Ombudsman
- In office 1987–1994

Personal details
- Profession: Lawyer

= Gerald McLellan =

Gerald Peter McLellan (1932-2009) was an Ombudsman in the Province of Saskatchewan, notable during his tenure for his report on the collapse of the Principal Group.

==History==

Gerald McLellan was born March 9, 1932, in the town of Arcola, Saskatchewan. Following completion of primary and secondary school in Arcola, McLellan attended the University of Saskatchewan, where he obtained degrees in commerce and law. McLellan was in private practice for many years in Estevan, Saskatchewan, subsequent to a period as in-house counsel for Co-operators Insurance in Regina. He was an elected Bencher of the Law Society of Saskatchewan from 1976 to 1982, while practising in Estevan, during which time he was also elected as a Trustee of the Estevan Board of Education.

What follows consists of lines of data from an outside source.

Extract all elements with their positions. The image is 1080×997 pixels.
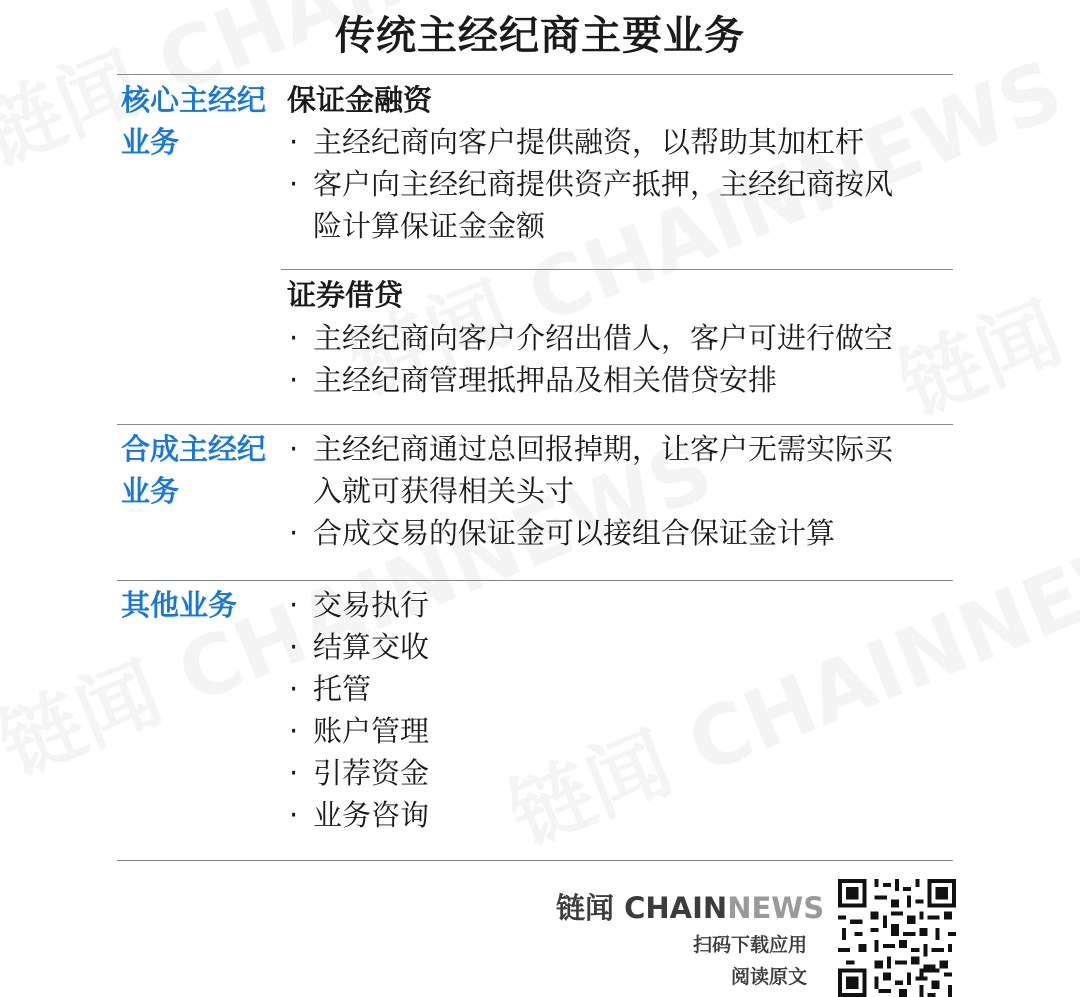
qr-code-icon[interactable] <box>838 879 956 997</box>
divider <box>117 860 953 861</box>
list-item: · 合成交易的保证金可以接组合保证金计算 <box>289 516 836 550</box>
list-item: · 主经纪商向客户提供融资，以帮助其加杠杆 <box>289 125 865 159</box>
list-item: · 业务咨询 <box>289 798 430 832</box>
list-item: · 引荐资金 <box>289 756 430 790</box>
group-heading-margin: 保证金融资 <box>287 83 433 117</box>
divider <box>117 424 953 425</box>
bullet-list <box>287 584 947 836</box>
group-heading-lending: 证券借贷 <box>287 278 404 312</box>
bullet-list <box>287 317 947 401</box>
list-item: · 账户管理 <box>289 714 430 748</box>
list-item: · 主经纪商通过总回报掉期，让客户无需实际买 入就可获得相关头寸 <box>289 432 894 508</box>
category-other: 其他业务 <box>121 588 238 622</box>
bullet-list <box>287 428 947 554</box>
list-item: · 主经纪商向客户介绍出借人，客户可进行做空 <box>289 321 894 355</box>
footer-read-text: 阅读原文 <box>730 966 807 988</box>
divider <box>117 74 953 75</box>
bullet-list <box>287 121 947 247</box>
category-core: 核心主经纪 业务 <box>121 83 267 159</box>
list-item: · 交易执行 <box>289 588 430 622</box>
list-item: · 客户向主经纪商提供资产抵押，主经纪商按风 险计算保证金金额 <box>289 167 894 243</box>
list-item: · 结算交收 <box>289 630 430 664</box>
category-synthetic: 合成主经纪 业务 <box>121 432 267 508</box>
list-item: · 主经纪商管理抵押品及相关借贷安排 <box>289 363 778 397</box>
divider <box>117 580 953 581</box>
page-title: 传统主经纪商主要业务 <box>335 13 745 59</box>
list-item: · 托管 <box>289 672 372 706</box>
brand-logo: 链闻 CHAINNEWS <box>556 891 825 925</box>
divider <box>281 269 953 270</box>
footer-download-text: 扫码下载应用 <box>692 934 807 956</box>
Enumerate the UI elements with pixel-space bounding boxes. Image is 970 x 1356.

In 1987, he was appointed by the Progressive Conservative government of Saskatchewan to the position of Ombudsman of Saskatchewan. He held the position he until 1993, under the New Democratic Party government of Saskatchewan, which had formed government following the 1991 provincial election. He was the third such appointee to the Office, which was established in 1973, and succeeded David A. Ticknell, who had served from 1977 to 1987. McLellan was in turn succeeded by Barbara J. Tomkins, who served from 1994 to 2004.

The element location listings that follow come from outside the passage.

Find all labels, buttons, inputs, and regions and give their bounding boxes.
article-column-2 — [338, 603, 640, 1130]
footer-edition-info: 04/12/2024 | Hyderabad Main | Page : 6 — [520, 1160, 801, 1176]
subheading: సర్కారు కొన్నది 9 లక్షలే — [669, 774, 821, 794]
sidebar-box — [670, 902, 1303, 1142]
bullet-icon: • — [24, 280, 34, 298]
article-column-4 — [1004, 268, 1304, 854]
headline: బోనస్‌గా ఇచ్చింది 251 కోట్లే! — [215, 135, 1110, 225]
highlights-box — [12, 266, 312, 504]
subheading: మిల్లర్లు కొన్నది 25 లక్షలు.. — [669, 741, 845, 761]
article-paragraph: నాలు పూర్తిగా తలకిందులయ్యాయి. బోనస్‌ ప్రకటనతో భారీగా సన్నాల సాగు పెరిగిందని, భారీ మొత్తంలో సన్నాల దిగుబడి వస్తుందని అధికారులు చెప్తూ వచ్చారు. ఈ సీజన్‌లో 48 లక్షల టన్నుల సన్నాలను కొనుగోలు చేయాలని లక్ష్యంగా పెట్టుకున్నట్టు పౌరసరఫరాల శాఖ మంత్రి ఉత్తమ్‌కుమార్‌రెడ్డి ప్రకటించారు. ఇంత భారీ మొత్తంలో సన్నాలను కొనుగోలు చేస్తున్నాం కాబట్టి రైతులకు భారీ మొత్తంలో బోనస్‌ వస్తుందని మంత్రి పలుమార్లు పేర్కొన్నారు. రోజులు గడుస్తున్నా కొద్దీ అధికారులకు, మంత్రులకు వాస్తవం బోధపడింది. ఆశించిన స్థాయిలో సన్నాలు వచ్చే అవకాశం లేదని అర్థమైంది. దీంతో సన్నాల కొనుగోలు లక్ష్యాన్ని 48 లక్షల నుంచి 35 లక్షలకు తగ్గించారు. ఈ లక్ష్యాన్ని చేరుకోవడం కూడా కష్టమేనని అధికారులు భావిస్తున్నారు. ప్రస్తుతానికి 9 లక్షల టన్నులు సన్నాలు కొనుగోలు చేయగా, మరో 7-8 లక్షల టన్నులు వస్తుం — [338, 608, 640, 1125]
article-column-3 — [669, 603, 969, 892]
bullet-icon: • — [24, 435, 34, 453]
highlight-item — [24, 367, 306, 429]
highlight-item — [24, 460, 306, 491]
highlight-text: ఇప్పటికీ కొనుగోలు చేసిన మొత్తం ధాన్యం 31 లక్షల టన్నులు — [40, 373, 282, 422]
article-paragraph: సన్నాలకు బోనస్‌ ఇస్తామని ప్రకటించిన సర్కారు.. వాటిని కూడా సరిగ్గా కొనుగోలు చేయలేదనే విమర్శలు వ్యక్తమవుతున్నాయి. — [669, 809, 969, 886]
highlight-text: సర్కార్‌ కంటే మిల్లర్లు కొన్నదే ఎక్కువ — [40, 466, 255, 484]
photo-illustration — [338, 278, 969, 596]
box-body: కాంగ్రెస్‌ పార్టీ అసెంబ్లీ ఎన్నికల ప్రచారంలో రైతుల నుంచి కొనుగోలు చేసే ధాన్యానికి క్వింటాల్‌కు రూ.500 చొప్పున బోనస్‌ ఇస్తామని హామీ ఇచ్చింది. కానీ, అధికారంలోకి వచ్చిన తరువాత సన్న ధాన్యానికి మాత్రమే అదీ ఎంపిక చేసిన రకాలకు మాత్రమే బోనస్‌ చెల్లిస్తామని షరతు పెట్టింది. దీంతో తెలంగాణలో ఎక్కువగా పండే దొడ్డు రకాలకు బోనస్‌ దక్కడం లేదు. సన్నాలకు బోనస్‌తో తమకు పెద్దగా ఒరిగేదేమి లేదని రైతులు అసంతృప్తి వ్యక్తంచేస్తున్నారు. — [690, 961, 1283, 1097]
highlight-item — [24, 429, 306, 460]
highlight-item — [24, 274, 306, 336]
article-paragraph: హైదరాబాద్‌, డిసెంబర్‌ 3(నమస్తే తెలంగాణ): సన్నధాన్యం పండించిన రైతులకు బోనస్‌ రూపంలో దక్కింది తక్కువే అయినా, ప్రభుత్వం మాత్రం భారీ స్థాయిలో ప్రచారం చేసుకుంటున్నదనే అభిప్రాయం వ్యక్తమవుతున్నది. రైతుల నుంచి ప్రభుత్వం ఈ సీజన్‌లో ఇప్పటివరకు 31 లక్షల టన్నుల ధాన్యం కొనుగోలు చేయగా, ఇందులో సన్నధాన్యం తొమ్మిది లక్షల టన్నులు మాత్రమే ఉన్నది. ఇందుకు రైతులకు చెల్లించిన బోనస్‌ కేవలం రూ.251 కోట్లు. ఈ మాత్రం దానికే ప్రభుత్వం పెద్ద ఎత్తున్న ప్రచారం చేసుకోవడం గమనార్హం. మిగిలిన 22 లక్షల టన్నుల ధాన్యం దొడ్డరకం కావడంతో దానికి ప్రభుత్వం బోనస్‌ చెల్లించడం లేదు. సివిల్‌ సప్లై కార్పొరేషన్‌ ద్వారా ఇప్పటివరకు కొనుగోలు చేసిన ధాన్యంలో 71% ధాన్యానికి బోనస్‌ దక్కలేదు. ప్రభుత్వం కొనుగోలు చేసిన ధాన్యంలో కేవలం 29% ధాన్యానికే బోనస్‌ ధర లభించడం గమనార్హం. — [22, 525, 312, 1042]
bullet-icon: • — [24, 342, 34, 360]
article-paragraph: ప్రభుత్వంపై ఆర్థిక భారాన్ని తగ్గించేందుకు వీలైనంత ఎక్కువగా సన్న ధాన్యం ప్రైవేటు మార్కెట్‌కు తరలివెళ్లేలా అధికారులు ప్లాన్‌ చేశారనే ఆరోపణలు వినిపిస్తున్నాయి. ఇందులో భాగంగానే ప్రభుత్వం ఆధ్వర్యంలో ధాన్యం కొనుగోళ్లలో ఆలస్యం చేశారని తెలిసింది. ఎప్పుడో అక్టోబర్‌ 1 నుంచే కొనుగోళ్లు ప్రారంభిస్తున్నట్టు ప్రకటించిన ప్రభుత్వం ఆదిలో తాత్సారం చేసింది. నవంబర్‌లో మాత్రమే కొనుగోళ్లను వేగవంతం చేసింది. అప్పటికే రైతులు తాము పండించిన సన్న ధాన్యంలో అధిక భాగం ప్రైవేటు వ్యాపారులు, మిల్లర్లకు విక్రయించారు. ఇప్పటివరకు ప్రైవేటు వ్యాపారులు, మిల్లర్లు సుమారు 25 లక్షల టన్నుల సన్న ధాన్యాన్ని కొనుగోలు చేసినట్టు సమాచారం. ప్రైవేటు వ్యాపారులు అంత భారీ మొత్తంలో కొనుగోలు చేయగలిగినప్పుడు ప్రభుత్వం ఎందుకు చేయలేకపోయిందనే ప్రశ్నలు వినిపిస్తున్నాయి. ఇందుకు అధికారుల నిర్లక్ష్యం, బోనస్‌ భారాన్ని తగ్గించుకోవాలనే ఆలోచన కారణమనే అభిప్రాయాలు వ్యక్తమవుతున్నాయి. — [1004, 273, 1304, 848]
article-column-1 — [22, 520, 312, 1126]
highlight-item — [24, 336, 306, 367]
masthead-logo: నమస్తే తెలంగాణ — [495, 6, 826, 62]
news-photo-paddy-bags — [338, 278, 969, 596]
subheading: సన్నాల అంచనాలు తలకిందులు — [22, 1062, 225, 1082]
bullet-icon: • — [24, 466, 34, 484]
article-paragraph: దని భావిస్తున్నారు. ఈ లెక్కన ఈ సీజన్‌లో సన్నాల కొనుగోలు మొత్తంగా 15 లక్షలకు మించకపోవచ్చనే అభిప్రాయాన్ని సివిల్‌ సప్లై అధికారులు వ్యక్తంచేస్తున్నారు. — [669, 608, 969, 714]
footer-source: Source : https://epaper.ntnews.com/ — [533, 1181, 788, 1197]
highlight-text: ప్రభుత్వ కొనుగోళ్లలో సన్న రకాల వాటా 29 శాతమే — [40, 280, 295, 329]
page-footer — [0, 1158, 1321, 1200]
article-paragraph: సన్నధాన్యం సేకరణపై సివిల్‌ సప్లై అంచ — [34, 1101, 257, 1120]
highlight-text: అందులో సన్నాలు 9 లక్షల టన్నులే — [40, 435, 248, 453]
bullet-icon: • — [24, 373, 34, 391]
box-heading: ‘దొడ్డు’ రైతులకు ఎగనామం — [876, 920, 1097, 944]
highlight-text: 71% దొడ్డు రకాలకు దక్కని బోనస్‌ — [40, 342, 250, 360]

In 1989, McLellan issued the Special Report On The Regulation of FIC Ltd. and AIC Ltd. By The Saskatchewan Superintendent of Insurance (The Principal Investigation) in relation to the collapse of the Principal Group and the effect of such collapse on the estimated 5,000 Saskatchewan investors who lost money. McLellan recommended a degree of government compensation to such investors, based on findings as to deficiencies in regulatory oversight. His conclusion was that there was "a moral imperative on the Government of Saskatchewan to offer appropriate compensation to the investment contract holders in this
Province." The recommendation was ultimately followed, notwithstanding an earlier government position that no compensation would be paid, based on a view that the primary regulator, the Province of Alberta, should be responsible for paying compensation to all investors. Shortly following the release of McLellan's report, the Saskatchewan government publicly expressed its inclination to follow the general recommendation to compensate investors, but then reversed itself, resulting in a class action by a number of such investors.

Subsequent to the completion of his term as Ombudsman, McLellan remained in Regina, in retirement. He died of cancer in Regina, on January 5, 2009.